Scheduling
In typical designs, a task has three states:
- Running (executing on the CPU);
- Ready (ready to be executed);
- Blocked (waiting for an event, I/O for example).
Most tasks are blocked or ready most of the time because generally only one task can run at a time per CPU. The number of items in the ready queue can vary greatly, depending on the number of tasks the system needs to perform and the type of scheduler that the system uses. On simpler non-preemptive but still multitasking systems, a task has to give up its time on the CPU to other tasks, which can cause the ready queue to have a greater number of overall tasks in the ready to be executed state (resource starvation).
Usually the data structure of the ready list in the scheduler is designed to minimize the worst-case length of time spent in the scheduler's critical section, during which preemption is inhibited, and, in some cases, all interrupts are disabled. But the choice of data structure depends also on the maximum number of tasks that can be on the ready list.
If there are never more than a few tasks on the ready list, then a doubly linked list of ready tasks is likely optimal. If the ready list usually contains only a few tasks but occasionally contains more, then the list should be sorted by priority. That way, finding the highest priority task to run does not require iterating through the entire list. Inserting a task then requires walking the ready list until reaching either the end of the list, or a task of lower priority than that of the task being inserted.
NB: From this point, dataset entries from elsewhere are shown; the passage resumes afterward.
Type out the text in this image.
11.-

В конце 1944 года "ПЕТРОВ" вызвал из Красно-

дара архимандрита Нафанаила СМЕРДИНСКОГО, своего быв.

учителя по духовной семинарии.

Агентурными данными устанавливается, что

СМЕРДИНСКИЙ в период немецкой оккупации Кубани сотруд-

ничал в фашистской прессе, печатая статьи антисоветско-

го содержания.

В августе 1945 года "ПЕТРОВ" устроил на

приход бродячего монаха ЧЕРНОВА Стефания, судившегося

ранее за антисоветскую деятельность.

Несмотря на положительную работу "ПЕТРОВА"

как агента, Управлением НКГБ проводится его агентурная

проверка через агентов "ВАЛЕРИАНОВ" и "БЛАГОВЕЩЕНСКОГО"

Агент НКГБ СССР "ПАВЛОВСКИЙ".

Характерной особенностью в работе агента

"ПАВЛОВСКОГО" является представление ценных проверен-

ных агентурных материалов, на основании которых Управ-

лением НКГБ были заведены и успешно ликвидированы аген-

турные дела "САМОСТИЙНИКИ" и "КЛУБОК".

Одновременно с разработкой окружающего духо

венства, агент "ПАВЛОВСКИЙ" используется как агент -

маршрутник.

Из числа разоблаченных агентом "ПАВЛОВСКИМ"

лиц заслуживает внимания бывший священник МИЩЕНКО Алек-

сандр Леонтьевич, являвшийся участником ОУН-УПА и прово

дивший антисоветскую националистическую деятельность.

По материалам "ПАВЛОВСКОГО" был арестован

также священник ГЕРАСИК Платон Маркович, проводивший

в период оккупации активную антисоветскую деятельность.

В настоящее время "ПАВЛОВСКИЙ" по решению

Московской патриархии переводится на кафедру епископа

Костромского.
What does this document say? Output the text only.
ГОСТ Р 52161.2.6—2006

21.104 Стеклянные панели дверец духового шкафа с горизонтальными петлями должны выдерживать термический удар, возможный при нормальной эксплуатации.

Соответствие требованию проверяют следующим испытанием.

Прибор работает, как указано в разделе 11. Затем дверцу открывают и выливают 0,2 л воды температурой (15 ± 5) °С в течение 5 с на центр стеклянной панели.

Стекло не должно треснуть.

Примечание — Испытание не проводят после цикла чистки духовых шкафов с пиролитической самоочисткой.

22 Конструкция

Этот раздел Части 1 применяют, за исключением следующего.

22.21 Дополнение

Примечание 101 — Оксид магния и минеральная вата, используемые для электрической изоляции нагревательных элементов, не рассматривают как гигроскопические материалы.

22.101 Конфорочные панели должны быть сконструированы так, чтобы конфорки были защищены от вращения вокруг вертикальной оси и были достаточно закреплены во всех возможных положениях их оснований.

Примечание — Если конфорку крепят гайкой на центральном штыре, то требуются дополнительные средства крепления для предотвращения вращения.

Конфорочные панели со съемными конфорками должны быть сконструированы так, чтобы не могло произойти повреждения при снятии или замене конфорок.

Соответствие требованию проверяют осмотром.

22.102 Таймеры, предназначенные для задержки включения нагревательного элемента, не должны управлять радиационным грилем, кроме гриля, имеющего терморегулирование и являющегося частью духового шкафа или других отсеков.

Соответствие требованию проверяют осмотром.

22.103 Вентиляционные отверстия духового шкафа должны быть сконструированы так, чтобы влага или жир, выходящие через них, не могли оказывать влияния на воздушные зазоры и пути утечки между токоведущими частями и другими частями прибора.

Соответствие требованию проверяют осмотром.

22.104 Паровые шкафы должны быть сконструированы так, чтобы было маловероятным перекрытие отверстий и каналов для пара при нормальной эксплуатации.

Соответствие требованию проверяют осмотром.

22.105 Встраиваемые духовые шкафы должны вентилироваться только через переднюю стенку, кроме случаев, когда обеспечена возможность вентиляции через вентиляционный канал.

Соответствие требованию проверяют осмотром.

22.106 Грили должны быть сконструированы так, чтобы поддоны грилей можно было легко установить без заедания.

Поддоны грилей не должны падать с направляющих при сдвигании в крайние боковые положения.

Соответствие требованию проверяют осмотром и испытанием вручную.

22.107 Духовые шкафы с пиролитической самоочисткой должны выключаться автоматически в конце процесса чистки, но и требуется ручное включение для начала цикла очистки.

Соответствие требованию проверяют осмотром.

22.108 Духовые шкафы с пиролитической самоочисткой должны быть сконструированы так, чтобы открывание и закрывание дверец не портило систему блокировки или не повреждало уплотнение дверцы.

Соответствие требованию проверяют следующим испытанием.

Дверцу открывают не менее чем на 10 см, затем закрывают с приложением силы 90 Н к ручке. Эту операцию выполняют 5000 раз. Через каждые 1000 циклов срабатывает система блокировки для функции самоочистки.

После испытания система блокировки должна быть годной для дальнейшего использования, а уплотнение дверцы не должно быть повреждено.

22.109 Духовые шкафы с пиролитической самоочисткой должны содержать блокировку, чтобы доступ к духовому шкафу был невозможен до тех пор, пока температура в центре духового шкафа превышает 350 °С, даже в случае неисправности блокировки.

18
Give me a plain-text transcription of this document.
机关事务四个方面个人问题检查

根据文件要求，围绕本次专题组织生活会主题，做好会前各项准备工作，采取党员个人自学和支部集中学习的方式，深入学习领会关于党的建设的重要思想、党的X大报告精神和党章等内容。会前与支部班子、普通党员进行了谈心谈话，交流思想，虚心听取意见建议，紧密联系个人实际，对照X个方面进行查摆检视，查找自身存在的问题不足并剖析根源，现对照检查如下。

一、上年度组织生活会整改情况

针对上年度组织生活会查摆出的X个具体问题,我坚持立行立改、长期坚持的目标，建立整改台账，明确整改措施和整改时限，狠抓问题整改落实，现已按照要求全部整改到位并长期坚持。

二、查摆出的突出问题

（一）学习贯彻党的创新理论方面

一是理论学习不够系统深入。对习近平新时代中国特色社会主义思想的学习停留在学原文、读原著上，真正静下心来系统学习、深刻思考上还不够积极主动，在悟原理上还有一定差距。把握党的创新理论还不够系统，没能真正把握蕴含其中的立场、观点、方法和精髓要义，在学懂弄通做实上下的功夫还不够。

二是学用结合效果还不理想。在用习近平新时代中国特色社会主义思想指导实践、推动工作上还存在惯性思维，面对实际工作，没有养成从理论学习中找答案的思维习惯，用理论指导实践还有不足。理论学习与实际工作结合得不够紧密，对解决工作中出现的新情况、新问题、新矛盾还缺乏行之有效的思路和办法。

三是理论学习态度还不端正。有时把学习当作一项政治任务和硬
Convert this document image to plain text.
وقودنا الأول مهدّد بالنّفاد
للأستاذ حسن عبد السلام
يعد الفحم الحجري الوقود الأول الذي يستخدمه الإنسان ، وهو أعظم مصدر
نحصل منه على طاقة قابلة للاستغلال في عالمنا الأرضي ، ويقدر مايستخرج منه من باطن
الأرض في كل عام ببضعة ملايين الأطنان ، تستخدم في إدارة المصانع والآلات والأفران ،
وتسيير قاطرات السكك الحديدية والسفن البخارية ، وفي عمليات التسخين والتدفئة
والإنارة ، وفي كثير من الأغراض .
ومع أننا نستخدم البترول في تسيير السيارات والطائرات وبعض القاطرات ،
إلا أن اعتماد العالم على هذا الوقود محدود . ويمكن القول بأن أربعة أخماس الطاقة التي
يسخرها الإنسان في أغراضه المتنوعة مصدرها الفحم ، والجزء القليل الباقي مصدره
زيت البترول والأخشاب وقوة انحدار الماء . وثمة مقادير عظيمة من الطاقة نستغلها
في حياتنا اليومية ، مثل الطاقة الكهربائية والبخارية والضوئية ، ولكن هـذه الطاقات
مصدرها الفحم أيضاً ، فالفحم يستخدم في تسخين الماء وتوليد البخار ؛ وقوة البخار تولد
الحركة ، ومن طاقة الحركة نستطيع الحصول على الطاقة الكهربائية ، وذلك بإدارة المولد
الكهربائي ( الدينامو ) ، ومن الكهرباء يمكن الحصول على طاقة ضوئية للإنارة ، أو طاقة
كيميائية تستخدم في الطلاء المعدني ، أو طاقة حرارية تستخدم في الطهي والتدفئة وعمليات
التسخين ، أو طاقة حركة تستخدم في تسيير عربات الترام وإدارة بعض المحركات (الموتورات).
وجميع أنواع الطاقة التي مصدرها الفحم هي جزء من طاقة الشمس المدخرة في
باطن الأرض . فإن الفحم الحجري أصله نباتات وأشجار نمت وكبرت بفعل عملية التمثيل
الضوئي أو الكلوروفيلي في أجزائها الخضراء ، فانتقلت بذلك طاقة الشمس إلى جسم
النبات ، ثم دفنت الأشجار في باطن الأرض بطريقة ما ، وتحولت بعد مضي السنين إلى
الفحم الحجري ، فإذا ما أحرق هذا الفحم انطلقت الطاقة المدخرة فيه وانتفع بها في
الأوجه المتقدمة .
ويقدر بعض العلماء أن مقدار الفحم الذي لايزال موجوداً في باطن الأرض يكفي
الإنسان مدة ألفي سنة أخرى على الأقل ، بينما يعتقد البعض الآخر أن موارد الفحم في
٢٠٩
Care must be taken not to inhibit preemption during this search. Longer critical sections should be divided into small pieces. If an interrupt occurs that makes a high priority task ready during the insertion of a low priority task, that high priority task can be inserted and run immediately before the low priority task is inserted.
The critical response time, sometimes called the flyback time, is the time it takes to queue a new ready task and restore the state of the highest priority task to running. In a well-designed RTOS, readying a new task will take 3 to 20 instructions per ready-queue entry, and restoration of the highest-priority ready task will take 5 to 30 instructions.
In more advanced systems, real-time tasks share computing resources with many non-real-time tasks, and the ready list can be arbitrarily long. In such systems, a scheduler ready list implemented as a linked list would be inadequate.